La Ferme des Corbassières, fondée en 1980 par la famille Donzel, propose des visites de la ferme et de la fromagerie. Les visiteurs peuvent découvrir la fabrication du reblochon et déguster les produits de la ferme. « Ouvrir notre ferme nous demande de l’énergie, mais ça nous aide aussi à faire comprendre notre façon de vivre et de travailler », explique Jennifer Donzel.

Des adresses à découvrir

Voici quelques adresses à découvrir dans les Alpes :

  • La Ferme de l’Adroit à Val d’Isère
  • La Ferme des Corbassières à La Clusaz
  • La Chèvrerie des Ours à Les Gets
  • La Ferme du Clos dans le Vercors
  • La Ferme de la Montagne à Sigottier

Ces fermes proposent des visites, des dégustations et des possibilités d’achat de produits locaux. Elles offrent également des hébergements et des activités pour les touristes.
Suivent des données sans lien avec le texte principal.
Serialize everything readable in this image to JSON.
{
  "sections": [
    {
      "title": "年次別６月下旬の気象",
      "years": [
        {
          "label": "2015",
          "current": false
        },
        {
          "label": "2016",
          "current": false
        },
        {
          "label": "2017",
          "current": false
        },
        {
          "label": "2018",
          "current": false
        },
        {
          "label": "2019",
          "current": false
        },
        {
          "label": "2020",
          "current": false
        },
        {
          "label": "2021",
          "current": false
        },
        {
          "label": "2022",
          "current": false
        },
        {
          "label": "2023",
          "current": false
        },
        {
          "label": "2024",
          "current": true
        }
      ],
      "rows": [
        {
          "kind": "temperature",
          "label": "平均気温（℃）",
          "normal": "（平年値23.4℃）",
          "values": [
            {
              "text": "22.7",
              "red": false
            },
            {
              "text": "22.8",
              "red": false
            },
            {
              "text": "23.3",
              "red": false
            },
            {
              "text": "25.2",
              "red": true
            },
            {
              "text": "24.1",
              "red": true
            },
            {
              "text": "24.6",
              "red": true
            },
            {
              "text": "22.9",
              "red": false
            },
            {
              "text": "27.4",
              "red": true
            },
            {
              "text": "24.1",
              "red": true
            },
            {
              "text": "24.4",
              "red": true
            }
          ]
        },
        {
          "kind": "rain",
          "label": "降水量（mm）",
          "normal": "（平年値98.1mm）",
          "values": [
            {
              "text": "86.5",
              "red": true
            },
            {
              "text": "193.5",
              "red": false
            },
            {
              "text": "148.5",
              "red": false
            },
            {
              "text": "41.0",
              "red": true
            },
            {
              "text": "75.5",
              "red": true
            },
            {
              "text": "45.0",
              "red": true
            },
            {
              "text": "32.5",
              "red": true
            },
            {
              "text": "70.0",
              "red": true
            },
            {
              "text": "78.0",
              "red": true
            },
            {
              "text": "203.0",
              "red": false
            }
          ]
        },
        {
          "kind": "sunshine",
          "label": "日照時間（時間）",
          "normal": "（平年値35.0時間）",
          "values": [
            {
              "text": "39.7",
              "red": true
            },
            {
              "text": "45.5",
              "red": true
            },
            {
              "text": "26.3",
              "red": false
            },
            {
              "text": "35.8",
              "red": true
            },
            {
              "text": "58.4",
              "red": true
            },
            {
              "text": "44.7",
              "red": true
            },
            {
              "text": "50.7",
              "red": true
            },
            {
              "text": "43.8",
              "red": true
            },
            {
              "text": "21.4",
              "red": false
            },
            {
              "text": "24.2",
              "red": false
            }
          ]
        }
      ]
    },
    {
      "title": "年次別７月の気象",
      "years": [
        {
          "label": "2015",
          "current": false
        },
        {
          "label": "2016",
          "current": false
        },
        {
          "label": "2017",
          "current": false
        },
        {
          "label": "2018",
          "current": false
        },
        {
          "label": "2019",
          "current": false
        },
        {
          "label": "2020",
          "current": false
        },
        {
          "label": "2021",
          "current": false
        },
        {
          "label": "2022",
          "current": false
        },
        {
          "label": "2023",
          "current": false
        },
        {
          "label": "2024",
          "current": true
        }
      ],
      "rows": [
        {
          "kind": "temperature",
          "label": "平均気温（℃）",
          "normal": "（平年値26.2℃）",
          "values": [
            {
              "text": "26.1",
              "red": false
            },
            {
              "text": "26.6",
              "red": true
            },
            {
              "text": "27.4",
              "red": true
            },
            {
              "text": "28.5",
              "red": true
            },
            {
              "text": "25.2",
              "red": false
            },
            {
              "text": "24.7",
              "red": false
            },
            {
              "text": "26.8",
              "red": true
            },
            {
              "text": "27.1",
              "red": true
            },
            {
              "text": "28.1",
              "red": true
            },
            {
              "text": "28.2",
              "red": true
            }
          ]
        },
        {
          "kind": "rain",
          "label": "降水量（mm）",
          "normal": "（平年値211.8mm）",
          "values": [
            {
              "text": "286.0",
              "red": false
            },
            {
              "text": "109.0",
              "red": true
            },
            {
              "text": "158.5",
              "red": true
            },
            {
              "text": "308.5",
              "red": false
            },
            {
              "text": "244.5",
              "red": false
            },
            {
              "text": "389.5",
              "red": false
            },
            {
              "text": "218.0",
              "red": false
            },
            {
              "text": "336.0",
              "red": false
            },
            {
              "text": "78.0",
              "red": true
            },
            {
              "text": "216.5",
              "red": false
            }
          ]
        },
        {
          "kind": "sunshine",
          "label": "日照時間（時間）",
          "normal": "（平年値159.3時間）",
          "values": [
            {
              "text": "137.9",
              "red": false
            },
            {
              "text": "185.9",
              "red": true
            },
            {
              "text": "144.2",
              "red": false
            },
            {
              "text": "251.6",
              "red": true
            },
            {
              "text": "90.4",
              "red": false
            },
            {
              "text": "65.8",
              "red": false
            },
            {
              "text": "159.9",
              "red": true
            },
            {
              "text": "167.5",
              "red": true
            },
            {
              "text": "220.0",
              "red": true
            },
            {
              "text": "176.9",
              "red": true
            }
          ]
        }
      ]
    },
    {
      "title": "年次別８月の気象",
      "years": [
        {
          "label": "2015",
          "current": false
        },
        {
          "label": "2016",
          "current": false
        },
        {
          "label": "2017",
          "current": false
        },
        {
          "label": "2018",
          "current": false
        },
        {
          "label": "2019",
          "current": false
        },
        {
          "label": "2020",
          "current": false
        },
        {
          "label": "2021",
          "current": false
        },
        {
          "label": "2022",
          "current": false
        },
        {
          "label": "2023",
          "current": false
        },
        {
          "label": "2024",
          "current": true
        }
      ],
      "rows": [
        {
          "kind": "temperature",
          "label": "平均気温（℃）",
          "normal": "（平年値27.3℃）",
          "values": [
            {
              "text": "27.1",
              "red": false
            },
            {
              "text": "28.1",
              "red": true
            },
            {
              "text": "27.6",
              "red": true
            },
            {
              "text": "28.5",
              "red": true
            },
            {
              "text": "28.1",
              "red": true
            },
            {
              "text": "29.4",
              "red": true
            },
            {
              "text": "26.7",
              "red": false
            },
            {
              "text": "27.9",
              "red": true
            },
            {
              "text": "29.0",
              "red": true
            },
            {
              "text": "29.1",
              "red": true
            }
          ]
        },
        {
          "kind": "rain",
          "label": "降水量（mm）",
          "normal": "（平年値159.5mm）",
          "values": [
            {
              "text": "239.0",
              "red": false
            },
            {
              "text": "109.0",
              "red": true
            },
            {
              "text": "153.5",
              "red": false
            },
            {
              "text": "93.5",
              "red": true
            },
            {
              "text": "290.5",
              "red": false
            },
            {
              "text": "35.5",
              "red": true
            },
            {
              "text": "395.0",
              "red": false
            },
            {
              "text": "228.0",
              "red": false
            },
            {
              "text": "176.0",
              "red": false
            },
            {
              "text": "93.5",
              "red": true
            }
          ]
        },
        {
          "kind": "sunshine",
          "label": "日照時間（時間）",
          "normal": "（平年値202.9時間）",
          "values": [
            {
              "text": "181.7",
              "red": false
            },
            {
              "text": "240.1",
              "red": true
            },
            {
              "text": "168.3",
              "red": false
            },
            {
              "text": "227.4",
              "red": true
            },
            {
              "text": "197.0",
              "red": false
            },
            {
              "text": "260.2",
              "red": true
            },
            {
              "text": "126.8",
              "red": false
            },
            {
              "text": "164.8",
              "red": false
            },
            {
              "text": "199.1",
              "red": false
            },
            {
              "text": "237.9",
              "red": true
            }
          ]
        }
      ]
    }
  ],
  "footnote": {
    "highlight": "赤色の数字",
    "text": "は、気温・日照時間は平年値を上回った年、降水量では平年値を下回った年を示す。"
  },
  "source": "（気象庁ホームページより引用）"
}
En conclusion, les agriculteurs des Alpes ont choisi de jouer la carte du tourisme pour faire découvrir leur activité et partager leur passion. Cette démarche permet de valoriser leur travail et de préserver leur patrimoine. Les touristes peuvent découvrir les produits locaux, les paysages montagnards et les traditions des habitants. Cette approche est bénéfique pour les deux parties et permet de créer des liens entre les agriculteurs, les touristes et les territoires.